Environmental, social and governance investing was growing in popularity before the virus began to circulate, as investors flocked to companies that have taken steps to manage nonfinancial risks related to matters such as climate change, board diversity or human rights issues in the supply chain.
But the pandemic has demonstrated on a large scale the importance of other factors that are paramount to ESG investors. Among them: disaster preparedness, continuity planning and employee treatment through benefits such as paid sick leave as companies direct employees to work from home.
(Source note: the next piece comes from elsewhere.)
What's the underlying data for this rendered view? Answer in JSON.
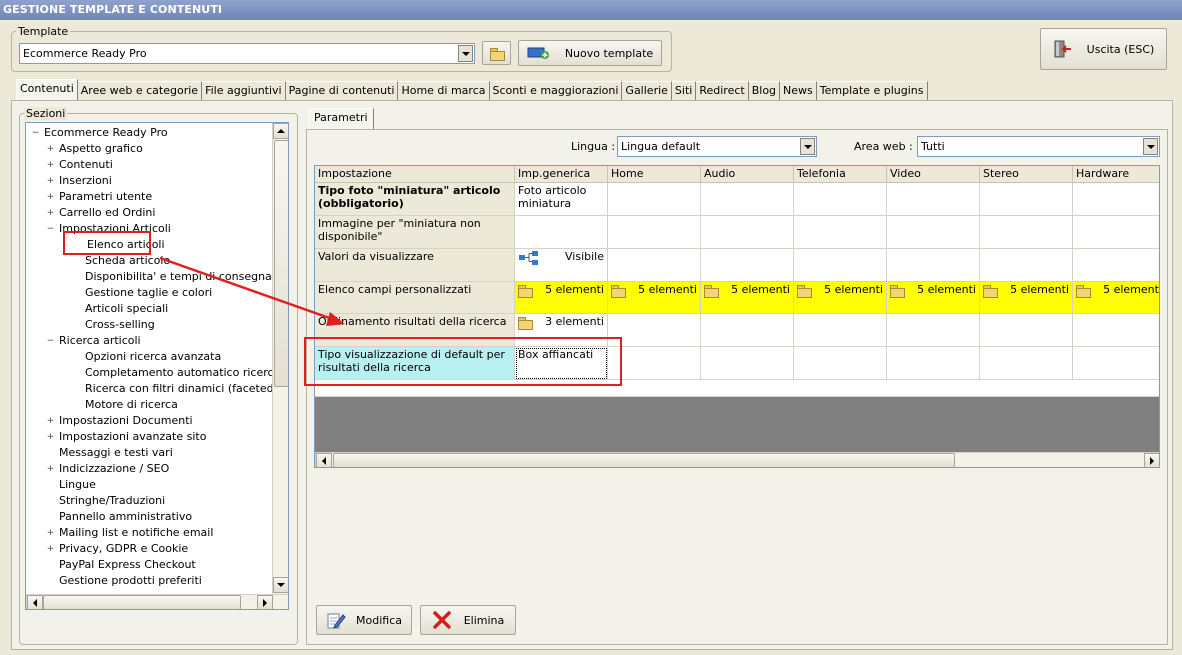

And just so corporate leaders are aware, there is going to be more pressure for them to speak up about systemic issues, like the need for a national heathcare system and universal coverage. The lack of both has proven to be major obstacles to fighting the coronavirus.
Corporate leaders have a huge stake in not just healthcare but in the health of all systems in which we live and their businesses operate. Thus, we also, quite frankly, need their leadership in the fight to preserve liberal democracy and the rule of law at this time.
Notes from my Twitter bookmarks:
Interesting Financial Times chart, tweeted by Citywire’s Chris Delahunt (@cdelahunt1) comparing flows into ESG equity ETFs and the top 25 US equity ETFs. It’s good to see ESG flows holding up during March, a sign that ESG assets may be stickier than non-ESG assets. That makes sense intuitively. ESG investors are focused on long-term sustainable growth and don’t seem to be the types who would ditch ESG during a bear market — especially because ESG funds appear to be holding up relatively better than the conventional funds, as I’ve been reporting.
One caveat to the chart, though. The comparison doesn’t prove the stickiness point conclusively because the top 25 equity ETFs are used as trading vehicles by a lot of investors, so they are going to have their ups and downs; it would be more telling to compare ESG equity funds (open-end and ETF) with conventional funds over this period.
ESG is a bear-market necessity, not a bull-market luxury. Another sweet turn of phrase from Bank of American Global Research, reported in Barron’s. BofA’s report showed that stocks with top-quintile ESG scores outperformed those in the bottom quintile by five to 10 percentage points in the U.S. and Europe. And an RBC report showed much the same thing:
Interesting read here on a framework developed by the World Economic Forum (WEF) in collaboration with Boston Consulting Group to help companies identify material ESG issues. Companies should expect growing investor focus on sustainability issues, including expectations for “hyper-transparency” of corporate practices, “escalating shareholder activism fueled by social media”, and “changing societal expectation in the new age of shakeholder activism.”
Last word goes to Corey Klemmer, Director of Engagement, Domini Impact Investments:
“We all must do what we can. The decisions companies make in this moment will have profound implications for our social and economic systems. Workers create tremendous value for companies, they are a source of value companies should fight to protect. We stand by ready to work with companies and stakeholders however we can.”
Be safe, healthy, keep your distance, and carry on!